Collection, Transport, and Processing of Blood Specimens for Testing Plasma-Based Coagulation Assays and Molecular Hemostasis Assays; Approved Guideline
|Publication Date:||1 January 2008|
This guideline covers the procedures for the collection, transport, and processing of specimens for plasma-based coagulation and molecular hemostasis tests. Many variables, including anticoagulant volume and concentration, type of tube additive, duration and temperature of speciment storage, and surface of containers used for specimen collection and storage, may affect plasma-based coagulation test results. The reliability and accuracy of molecular test results also depend upon a variety of specimen collection, transport, and storage factors. The molecular testing in this document refers to DNA testing only.

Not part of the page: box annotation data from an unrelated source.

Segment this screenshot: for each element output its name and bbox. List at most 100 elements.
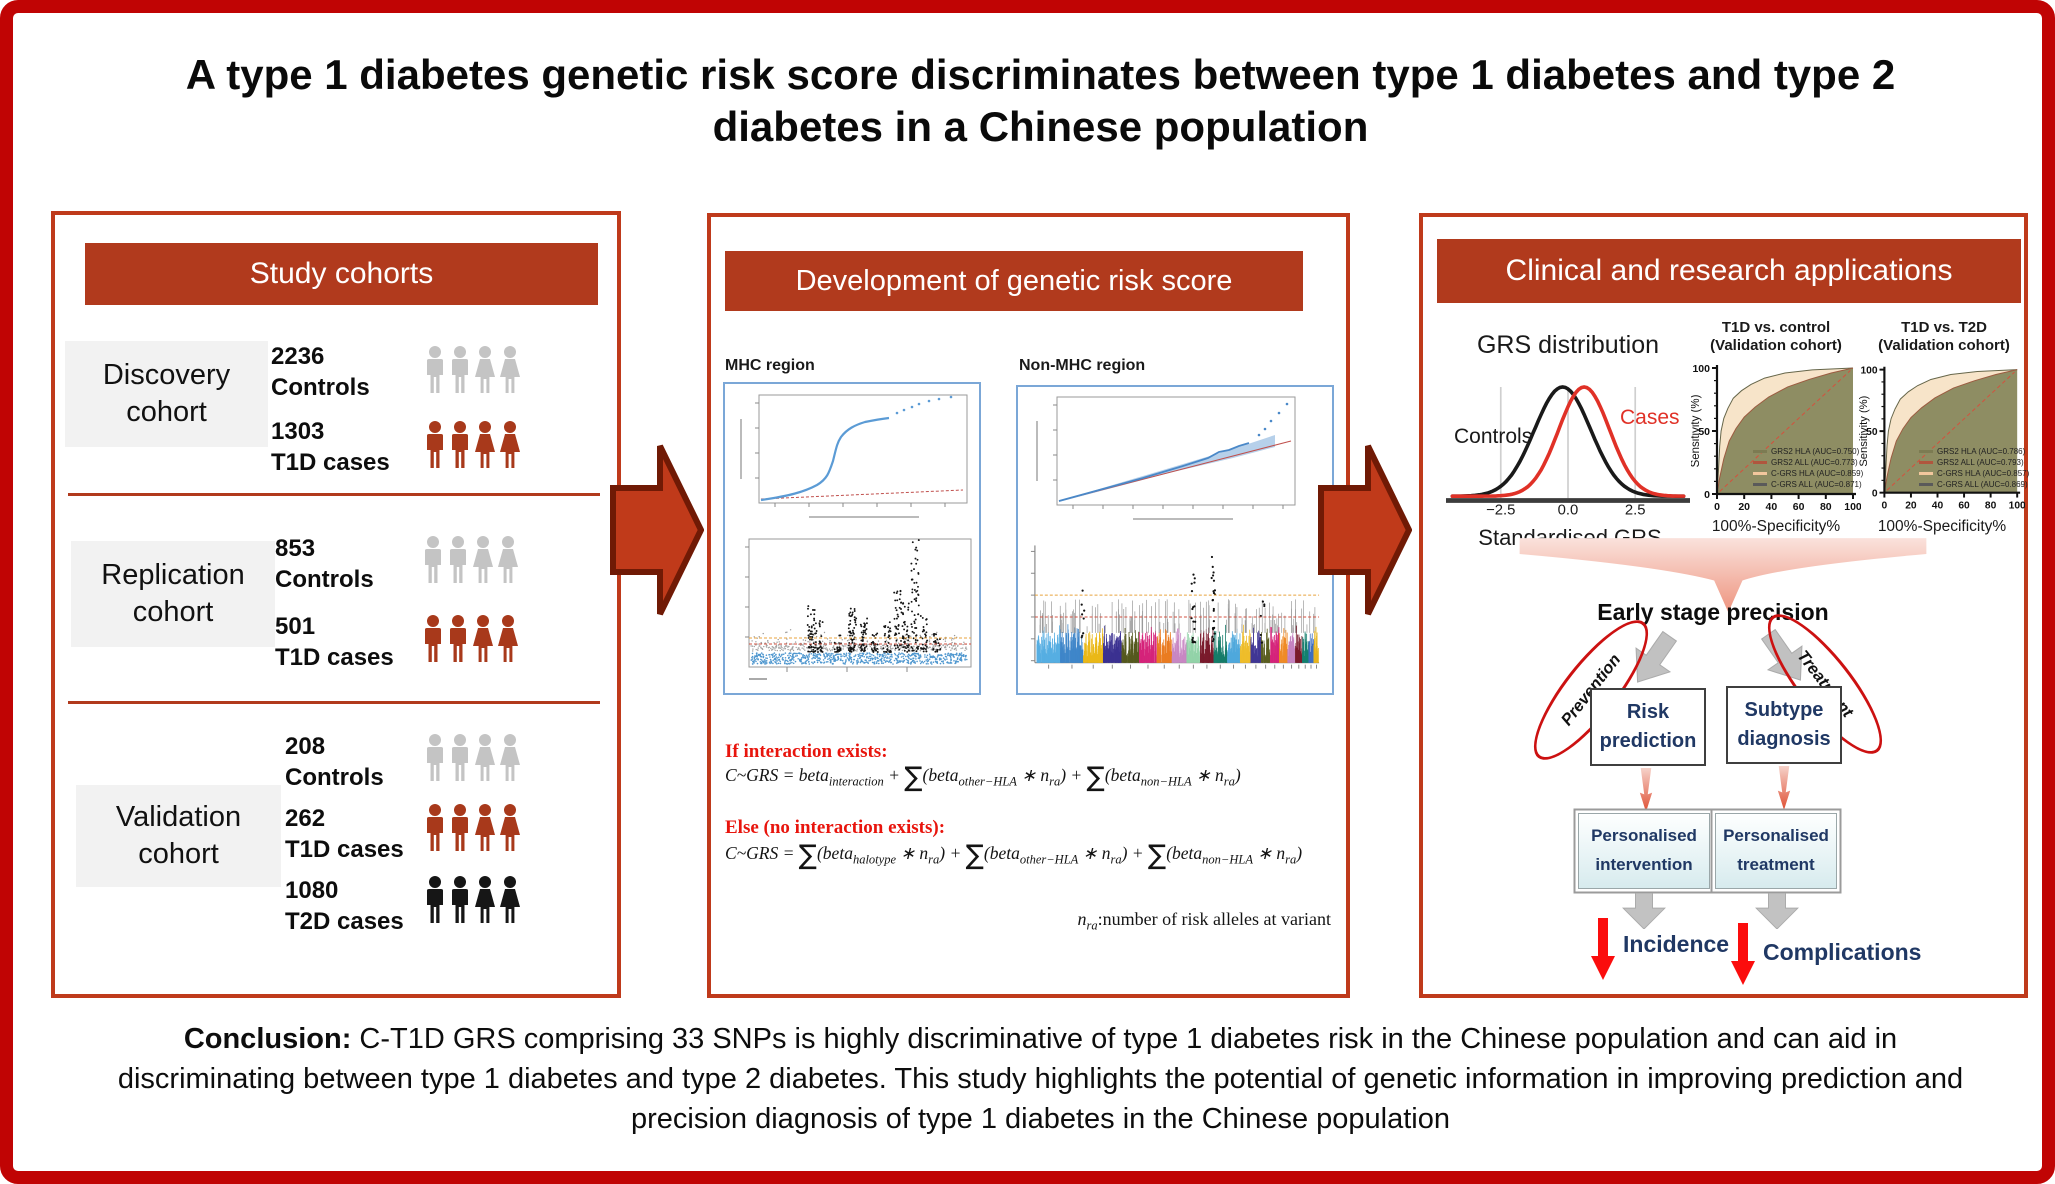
svg-text:−2.5: −2.5	[1486, 502, 1515, 515]
svg-text:100: 100	[1860, 366, 1877, 377]
validation-controls-count: 208 Controls	[285, 733, 384, 792]
people-icon-red	[421, 614, 521, 666]
legend-label: GRS2 HLA (AUC=0.786)	[1937, 447, 2026, 456]
legend-swatch	[1919, 483, 1933, 486]
grs-distribution-title: GRS distribution	[1476, 331, 1660, 359]
legend-label: C-GRS ALL (AUC=0.869)	[1937, 480, 2028, 489]
people-icon-red	[423, 803, 523, 855]
personalised-intervention-box: Personalised intervention	[1578, 813, 1710, 889]
roc2-title: T1D vs. T2D (Validation cohort)	[1878, 319, 2010, 354]
svg-text:100: 100	[2009, 500, 2025, 511]
svg-text:100: 100	[1692, 363, 1710, 375]
non-mhc-manhattan-plot	[1030, 545, 1320, 669]
legend-swatch	[1919, 450, 1933, 453]
cases-curve-label: Cases	[1620, 406, 1680, 429]
svg-text:50: 50	[1866, 427, 1878, 438]
legend-label: C-GRS HLA (AUC=0.859)	[1771, 469, 1864, 478]
taper-arrow-icon	[1639, 768, 1653, 812]
subtype-diagnosis-box: Subtype diagnosis	[1726, 686, 1842, 764]
development-header-label: Development of genetic risk score	[795, 264, 1233, 297]
roc2-legend: GRS2 HLA (AUC=0.786) GRS2 ALL (AUC=0.793)…	[1919, 447, 2029, 489]
discovery-t1d-count: 1303 T1D cases	[271, 418, 390, 477]
cohort-divider	[68, 493, 600, 496]
svg-text:0: 0	[1872, 489, 1878, 500]
people-icon-gray	[423, 345, 523, 397]
personalised-treatment-box: Personalised treatment	[1715, 813, 1837, 889]
legend-label: C-GRS ALL (AUC=0.871)	[1771, 480, 1862, 489]
legend-label: GRS2 HLA (AUC=0.750)	[1771, 447, 1860, 456]
people-icon-black	[423, 875, 523, 927]
cohort-divider	[68, 701, 600, 704]
validation-t2d-count: 1080 T2D cases	[285, 877, 404, 936]
validation-t1d-count: 262 T1D cases	[285, 805, 404, 864]
non-mhc-region-label: Non-MHC region	[1019, 357, 1146, 374]
replication-controls-count: 853 Controls	[275, 535, 374, 594]
roc-legend-item: C-GRS ALL (AUC=0.869)	[1919, 480, 2029, 489]
people-icon-red	[423, 420, 523, 472]
conclusion-body: C-T1D GRS comprising 33 SNPs is highly d…	[117, 1023, 1964, 1136]
gray-arrow-down-icon	[1755, 893, 1799, 929]
risk-prediction-box: Risk prediction	[1590, 688, 1706, 766]
grs-distribution-plot: −2.5 0.0 2.5	[1446, 385, 1690, 515]
red-arrow-down-icon	[1731, 923, 1755, 985]
page-title: A type 1 diabetes genetic risk score dis…	[185, 51, 1896, 151]
formula-no-interaction: C~GRS = ∑(betahalotype ∗ nra) + ∑(betaot…	[725, 840, 1303, 871]
legend-swatch	[1753, 461, 1767, 464]
formula-footnote: nra:number of risk alleles at variant	[1077, 909, 1331, 933]
applications-header-label: Clinical and research applications	[1505, 254, 1953, 287]
non-mhc-qq-plot	[1036, 396, 1296, 520]
roc-legend-item: C-GRS HLA (AUC=0.857)	[1919, 469, 2029, 478]
svg-text:2.5: 2.5	[1625, 502, 1646, 515]
mhc-qq-plot	[740, 394, 968, 518]
roc2-plot: 0 50 100 0 20 40 60 80 100 Sensitivity (%)	[1859, 366, 2025, 512]
taper-arrow-icon	[1777, 766, 1791, 810]
legend-swatch	[1919, 472, 1933, 475]
roc-legend-item: GRS2 ALL (AUC=0.773)	[1753, 458, 1863, 467]
mhc-manhattan-plot	[745, 538, 972, 680]
svg-text:40: 40	[1766, 501, 1778, 513]
svg-text:0: 0	[1882, 500, 1888, 511]
svg-text:20: 20	[1905, 500, 1917, 511]
formula-interaction: C~GRS = betainteraction + ∑(betaother−HL…	[725, 762, 1241, 793]
roc1-title: T1D vs. control (Validation cohort)	[1710, 319, 1842, 354]
svg-text:Sensitivity (%): Sensitivity (%)	[1691, 394, 1702, 467]
svg-text:40: 40	[1932, 500, 1944, 511]
svg-text:0.0: 0.0	[1558, 502, 1579, 515]
legend-swatch	[1753, 472, 1767, 475]
legend-label: GRS2 ALL (AUC=0.793)	[1937, 458, 2024, 467]
conclusion-bold: Conclusion:	[183, 1023, 352, 1055]
replication-t1d-count: 501 T1D cases	[275, 613, 394, 672]
svg-text:0: 0	[1714, 501, 1720, 513]
svg-text:60: 60	[1793, 501, 1805, 513]
svg-text:100: 100	[1844, 501, 1861, 513]
development-header: Development of genetic risk score	[725, 251, 1303, 311]
people-icon-gray	[423, 733, 523, 785]
legend-swatch	[1753, 483, 1767, 486]
svg-text:60: 60	[1958, 500, 1970, 511]
replication-cohort-label: Replication cohort	[71, 541, 275, 647]
complications-label: Complications	[1763, 939, 1922, 965]
study-cohorts-header: Study cohorts	[85, 243, 598, 305]
controls-curve-label: Controls	[1454, 425, 1533, 448]
roc1-legend: GRS2 HLA (AUC=0.750) GRS2 ALL (AUC=0.773)…	[1753, 447, 1863, 489]
roc-legend-item: C-GRS HLA (AUC=0.859)	[1753, 469, 1863, 478]
roc-legend-item: C-GRS ALL (AUC=0.871)	[1753, 480, 1863, 489]
formula-if-label: If interaction exists:	[725, 741, 888, 762]
discovery-cohort-label: Discovery cohort	[65, 341, 268, 447]
roc-legend-item: GRS2 ALL (AUC=0.793)	[1919, 458, 2029, 467]
roc-legend-item: GRS2 HLA (AUC=0.786)	[1919, 447, 2029, 456]
mhc-region-label: MHC region	[725, 357, 815, 374]
people-icon-gray	[421, 535, 521, 587]
flow-arrow-right-icon	[610, 444, 704, 616]
red-arrow-down-icon	[1591, 918, 1615, 980]
gray-arrow-down-icon	[1622, 893, 1666, 929]
svg-text:20: 20	[1738, 501, 1750, 513]
roc1-xaxis-label: 100%-Specificity%	[1711, 518, 1841, 535]
svg-text:Sensitivity (%): Sensitivity (%)	[1859, 395, 1870, 466]
gray-arrow-down-left-icon	[1635, 630, 1678, 683]
gray-arrow-down-right-icon	[1760, 628, 1803, 681]
legend-swatch	[1919, 461, 1933, 464]
roc2-xaxis-label: 100%-Specificity%	[1877, 518, 2007, 535]
funnel-arrow-icon	[1519, 538, 1927, 613]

The document is directed toward laboratory and/or clinical personnel responsible for obtaining and preparing patient specimens and for plasma-based coagulation and molecular hemostasis testing. It is also aimed at manufacturers of products involved in specimen collection, storage, preparation, and testing of plasma-based or molecular hemostasis assays. This document does not address whole blood clotting tests, platelet function tests, or point-of-care testing. H21-A5 does not provide general guidelines for the performance of coagulation testing. Performance guidelines for specific coagulation assays are addressed in other CLSI documents such as those for PT and APTT assays (ie, H471) and fibrinogen assay (ie, H302).